En rencontrant l’infirmier Gégène (Stévenin
tel qu’en lui-même, c’est-à-dire dans la posture
contorsionniste d’un altruisme dépensier), grêlé
de corps absents qui lui manquent (oncle, père, fille)
mais auxquels il ne manque pas, Roussillon, rebaptisé
Mischka, lui servira non pas tant de béquille que de
contrepoids. Chez Stévenin, la pesanteur peut être
aussi une grâce. On lâche du lest d’un côté,
on en récupère de l’autre. Ce qui était
vieillesse usée devient par un jeu d’échangeurs
(pas seulement autoroutiers) rondeurs enfantines : un
corps ne se perd jamais, c’est la mauvaise fiction (celle
des vacances programmées et hystériques en famille,
par exemple) qui est perdante de tant manquer à ces
corps-là. De ne plus vouloir les voir. De ne pas ou
plus savoir qu’en faire.
Il y a cinq ans, dans Ossos du
Portugais Pedro Costa, le bébé était
plus rudement encore le corps du délit, non plus métaphorisé
et malléable comme chez Stévenin, mais ici filmé
frontalement, dans sa douleur raide. C’est la question :
" Que fait le Portugal de ses enfants ? ".

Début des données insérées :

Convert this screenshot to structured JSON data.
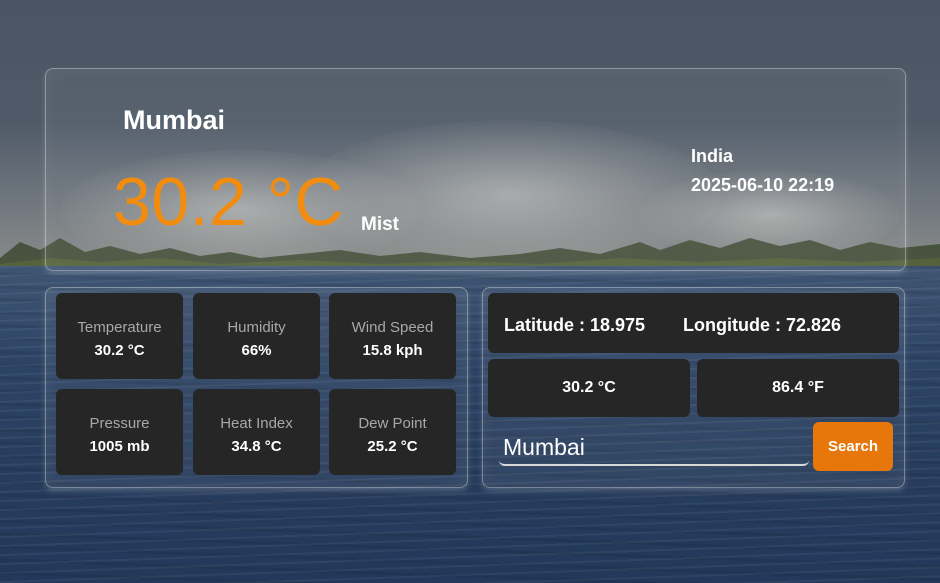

Et c’est la réponse : " Des rejetons,
des corps rejetés ". Ce corps particulier,
comme la vie concentrée jusqu’à la souffrance,
sert aussi de prise de poids nécessaire quand l’étiolement
(social avec le chômage, affectif avec le suicide, physiologique
avec la drogue) règne, implacable. Le plan a plus de
chances de durer positivement quand il prend en charge cette
prise en charge involontaire (un bébé tombe
toujours, dans les bras ou du ciel), se substituant aux prises
de drogue et aux tentatives inopérantes de suicide,
à la dé-prise sociale. La référence
obligée se situe du côté du Kid de
Charlie Chaplin : c’était la geste cinématographique
chaplinesque (un art du plan en tant qu’il est une scène
habitable du monde, qu’il rend le monde stable et habitable)

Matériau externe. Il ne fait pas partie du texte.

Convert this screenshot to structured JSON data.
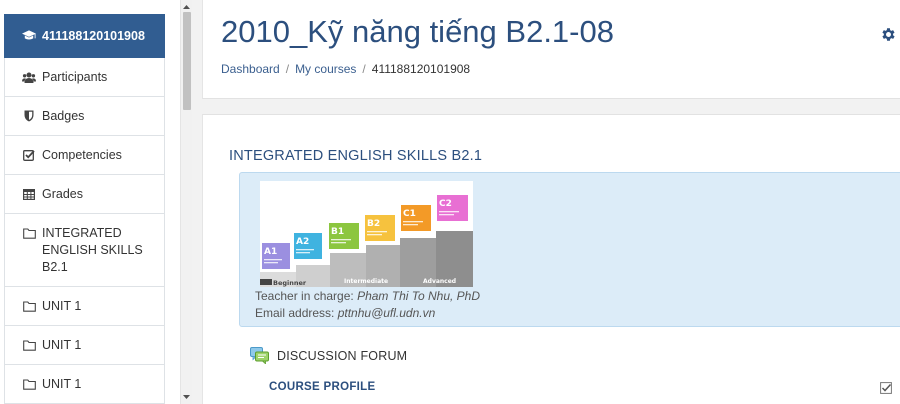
{
  "sidebar": {
    "course_short": "411188120101908",
    "items": [
      {
        "label": "Participants",
        "icon": "users-icon"
      },
      {
        "label": "Badges",
        "icon": "shield-icon"
      },
      {
        "label": "Competencies",
        "icon": "checkbox-icon"
      },
      {
        "label": "Grades",
        "icon": "table-icon"
      },
      {
        "label": "INTEGRATED ENGLISH SKILLS B2.1",
        "icon": "folder-icon"
      },
      {
        "label": "UNIT 1",
        "icon": "folder-icon"
      },
      {
        "label": "UNIT 1",
        "icon": "folder-icon"
      },
      {
        "label": "UNIT 1",
        "icon": "folder-icon"
      }
    ]
  },
  "header": {
    "title": "2010_Kỹ năng tiếng B2.1-08",
    "breadcrumb": [
      "Dashboard",
      "My courses",
      "411188120101908"
    ]
  },
  "content": {
    "section_title": "INTEGRATED ENGLISH SKILLS B2.1",
    "banner": {
      "levels": [
        "A1",
        "A2",
        "B1",
        "B2",
        "C1",
        "C2"
      ],
      "labels": [
        "Beginner",
        "Intermediate",
        "Advanced"
      ]
    },
    "teacher_label": "Teacher in charge: ",
    "teacher_name": "Pham Thi To Nhu, PhD",
    "email_label": "Email address: ",
    "email_value": "pttnhu@ufl.udn.vn",
    "forum_label": "DISCUSSION FORUM",
    "course_profile": "COURSE PROFILE"
  },
  "colors": {
    "accent": "#315d91",
    "title": "#2c4f7e",
    "summary_bg": "#dcecf8"
  }
}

qui surenchérissait sur le désir moteur et secret
du personnage de Charlot de tenir un espace et de le rendre
vivable, pour lui comme pour cette figure de l’altérité
maximale et obtuse (le môme, antithèse absolue
du tigre du Cirque qui n’appelait alors que la
fuite) qu’il tenait dans ses bras, à bout de bras.
 |
|
|
|
Et on aurait pu tout aussi
bien parler du bébé de Nanni Moretti dans Aprile
comme décongestion à teneur politique du trop-plein
de discours écrasant la puissance citoyenne de la parole,
du bébé de Nénette et Boni de
Claire Denis comme rééquilibrage entre le frère
et la sœur de ce qui manque chez l’un et qui étouffe
chez l’autre, du bébé de Sinon oui de
Claire Simon comme appel névrotique à la fiction
et besoin de jouer au prix du mensonge une part reluisante
(la maternité) du théâtre social. Non
pas l’hymne régressif de l’enfant-roi hystérisé
: " Dur, dur d’être un bébé ",
mais la difficile ré-interrogation des valeurs d’un
cadre quel qu’il soit (de vie, de cinéma) : " Dur,
dur d’avoir un bébé ou de savoir quoi en faire ".

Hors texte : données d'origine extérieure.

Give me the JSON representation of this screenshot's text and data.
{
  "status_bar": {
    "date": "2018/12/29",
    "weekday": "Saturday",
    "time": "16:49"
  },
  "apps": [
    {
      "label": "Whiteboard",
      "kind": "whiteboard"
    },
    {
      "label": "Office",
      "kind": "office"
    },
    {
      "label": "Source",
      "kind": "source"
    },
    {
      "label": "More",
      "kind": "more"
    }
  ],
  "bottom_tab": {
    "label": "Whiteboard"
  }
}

Le bébé comme personnage natif du cinéma quand
celui-ci en repasse pour son salut ou sa survie par quelques
questions primordiales facilement oubliées (qu’est-ce
qu’un plan, un personnage, un récit ? Plus généralement,
qu’est-ce que le cinéma, pour reprendre le titre du
livre fondamental d’André Bazin ?). C’est la nativité
du cinéma qui s’en trouve ré-éclairée.
La vie comme le cinéma ne cessent de se justifier :
pourquoi existons-nous ? Pourquoi un autre enfant, pourquoi
un autre film ? Perdurer, c’est justifier sa volonté
de perduration. C’est sans cesse se battre, feinter, monter
au créneau ou au filet (le bébé comme
balle de tennis, comme témoin à faire passer).